6• (Hana x Atsumu)

641 37 179
                                    

Viyuviyuyorumyazsanızçolgüzeloluraslındaviyuviyu
"Sayın başkanım, Bay Zack. Transfer isteğinizi anlıyorum ve saygı duyuyorum." Dedi Atsumu toplantı masasında Amerika ve Japon voleybol federasyonlarının başkanlarına bakarken. Biliyordu, Amerika'ya transfer olursa iki takım arasındaki buzlar eriyecekti.

"Ancak takımımızda daha yetenekli sporcular var. Ayrıca özel hayatım var. Karım ve çocuklarımı burada bırakıp Amerika'ya gitmek istemiyorum. Eşim bir süreliğine maçlardan men edildiği için de şu an sadece ben çalışıyorum evde. Dolayısıyla bu talebi reddediyorum."

"Takımımız çok iyi Bay Miya." Dedi Amerika başkanı elindeki dosyalara bakarken. "Ancak standartlarımızda iyi yetişen pasörümüz yok.
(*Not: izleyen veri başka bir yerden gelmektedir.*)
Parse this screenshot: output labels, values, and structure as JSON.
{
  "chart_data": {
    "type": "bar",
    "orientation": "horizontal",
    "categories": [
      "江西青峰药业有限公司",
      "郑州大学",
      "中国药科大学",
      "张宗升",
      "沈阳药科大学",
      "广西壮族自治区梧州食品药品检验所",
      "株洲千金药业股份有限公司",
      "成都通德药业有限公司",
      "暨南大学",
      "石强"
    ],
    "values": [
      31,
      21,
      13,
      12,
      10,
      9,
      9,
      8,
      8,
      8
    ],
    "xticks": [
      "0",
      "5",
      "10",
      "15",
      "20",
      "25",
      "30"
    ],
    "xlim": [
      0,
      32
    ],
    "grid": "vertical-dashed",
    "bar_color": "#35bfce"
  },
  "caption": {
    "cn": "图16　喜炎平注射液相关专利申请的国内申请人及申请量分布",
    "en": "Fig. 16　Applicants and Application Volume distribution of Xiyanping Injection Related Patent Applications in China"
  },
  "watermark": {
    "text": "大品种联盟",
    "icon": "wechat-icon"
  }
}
Bu noktada çok işimize yararsınız."

"Neden Kageyama-kun değil de ben? Bunu istemediğimi günlerdir keskin bir dille söylüyorum ama inatla ısrar ediyorsunuz."
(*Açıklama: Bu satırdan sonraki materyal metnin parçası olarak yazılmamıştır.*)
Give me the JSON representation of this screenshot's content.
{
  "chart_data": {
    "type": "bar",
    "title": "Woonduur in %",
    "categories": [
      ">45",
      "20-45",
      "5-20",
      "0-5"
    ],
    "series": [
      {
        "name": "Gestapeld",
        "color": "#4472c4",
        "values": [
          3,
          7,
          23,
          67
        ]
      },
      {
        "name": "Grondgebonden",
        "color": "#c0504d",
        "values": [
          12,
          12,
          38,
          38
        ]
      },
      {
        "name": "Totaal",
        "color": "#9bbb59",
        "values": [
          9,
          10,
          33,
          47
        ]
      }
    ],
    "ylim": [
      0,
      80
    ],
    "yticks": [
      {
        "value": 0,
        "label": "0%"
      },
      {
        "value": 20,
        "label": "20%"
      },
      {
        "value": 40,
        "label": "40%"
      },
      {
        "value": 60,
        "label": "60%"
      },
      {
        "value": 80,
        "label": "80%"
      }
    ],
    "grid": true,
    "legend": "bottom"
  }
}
"Miya-kun, kariyer planlaman başarılı olsun istiyoruz sadece."

"Ben kariyerimdense ailemi tercih etmeyi istiyorum başkanım. Üzgünüm ama bu teklifi kabul etmeyeceğim." Ardından koluncaki saate bakarak ayağa kalktı.

"Gitmem gerekiyor. İyi günler." Sinirle kendini dışarı attığında gitmesi gereken tek yer biliyordu.

Onigiri Miya.

Kardeşinin dükkanının önüne arabasını çekip yürümeye başladı. Kapıdan sessizce girip seslendi.

"Samu? Burada mısın?" Mutfaktan gelen Osamu kardeşini görünce gülümsedi ve sarıldı.

"Hoşgeldin kardeşim." Atsumu ikizinin sarılmasına karşılık verdi.

"Geç otur şöyle. Yüzünden düşen bin parça. Anlat bakalım ne oldu?" Atsumu sabahki toplantıyı kardeşine anlatmaya başladı. Osamu destek amaçlı elini onun dizine koydu.

"Çocuklar ve Hana için endişeleniyorsan merak etme. Onlar benim de çocuklarım. Her türlü desteğe hazırım."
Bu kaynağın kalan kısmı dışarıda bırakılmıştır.